Do NOT ask "Want me to fix?" and wait — the user will invoke --fix explicitly if they want fixes.

Anti-Hallucination Rules

• Never invent names. Do not fabricate hook names (useDragReorder), component names (AboutModal), variable names, or file names that weren't found via Grep/Glob/Read. If you found duplicated drag-and-drop logic, say "drag-and-drop logic duplicated in src/A.tsx:40, src/B.tsx:55, src/C.tsx:120" — do NOT say "extract useDragReorder hook."
• Findings must cite evidence.
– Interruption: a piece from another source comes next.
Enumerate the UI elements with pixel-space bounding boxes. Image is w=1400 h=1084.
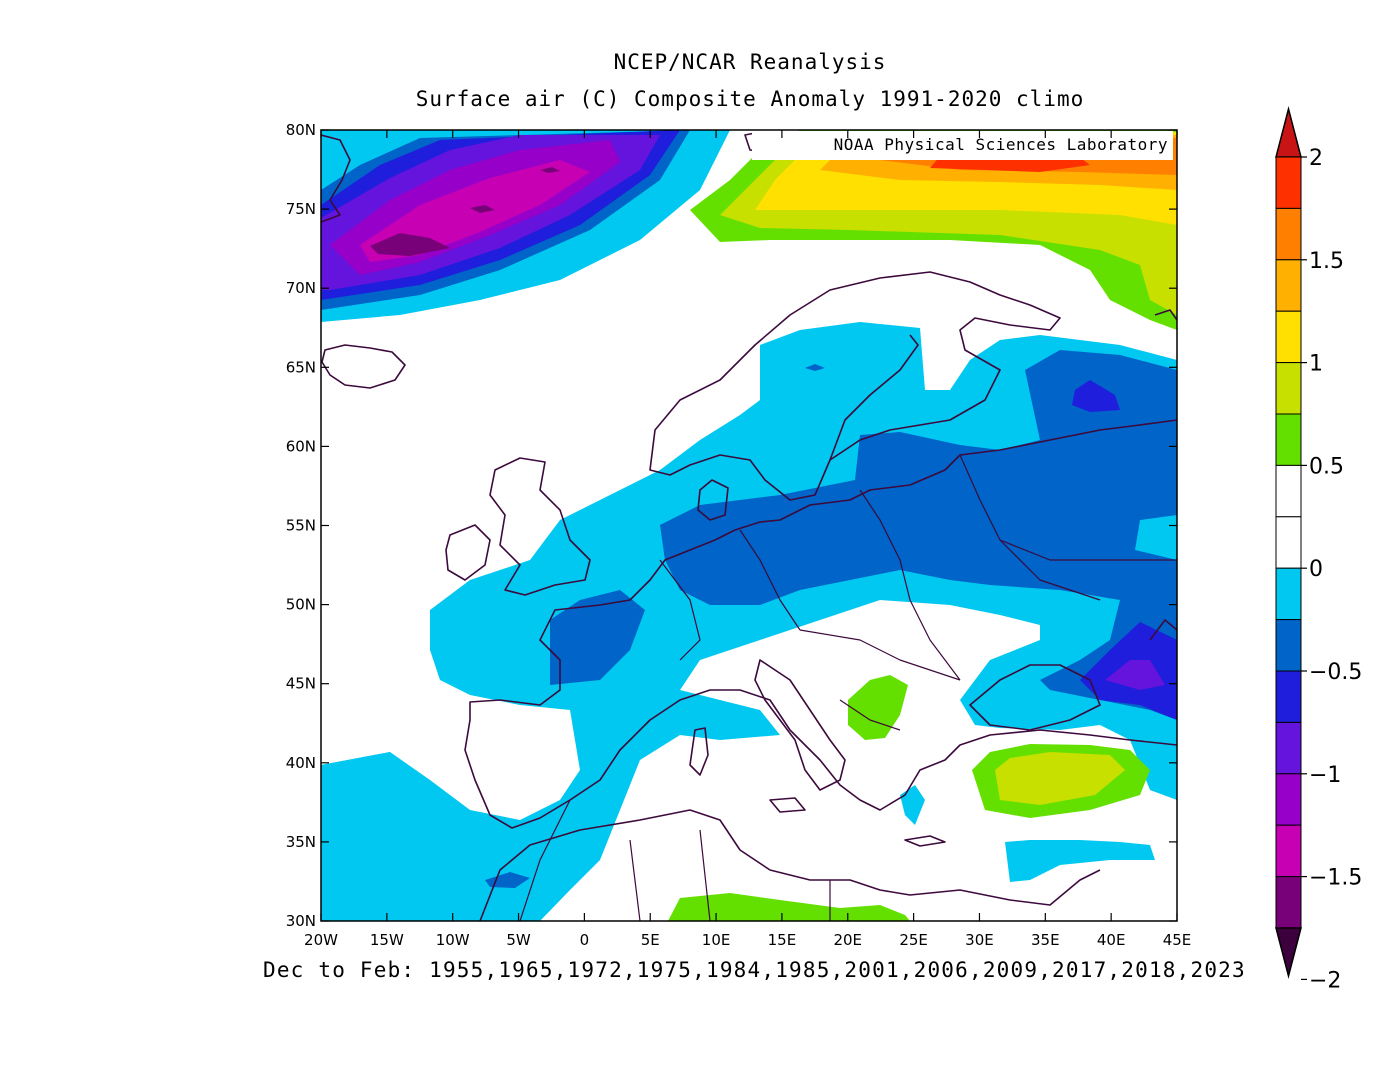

Every finding must include a real file path and line number found via tool calls. "Noted but not fixed" items must also reference real files. If you can't cite a file:line, the finding doesn't exist.
• Describe the problem, not a prescriptive solution. Say "scroll-lock logic duplicated in 5 files" with the 5 file paths. Do NOT say "extract useLockBodyScroll hook" — naming the solution implies you verified it doesn't already exist and that this name is appropriate, which you haven't.
• Never assume component/function existence. Do not reference AboutModal, VERSION, or any identifier unless Grep confirmed it exists in the codebase.
• Deferred items follow the same rules. "Noted but not fixed" / deferred items must describe the duplication pattern + real file paths. No invented names for future extractions.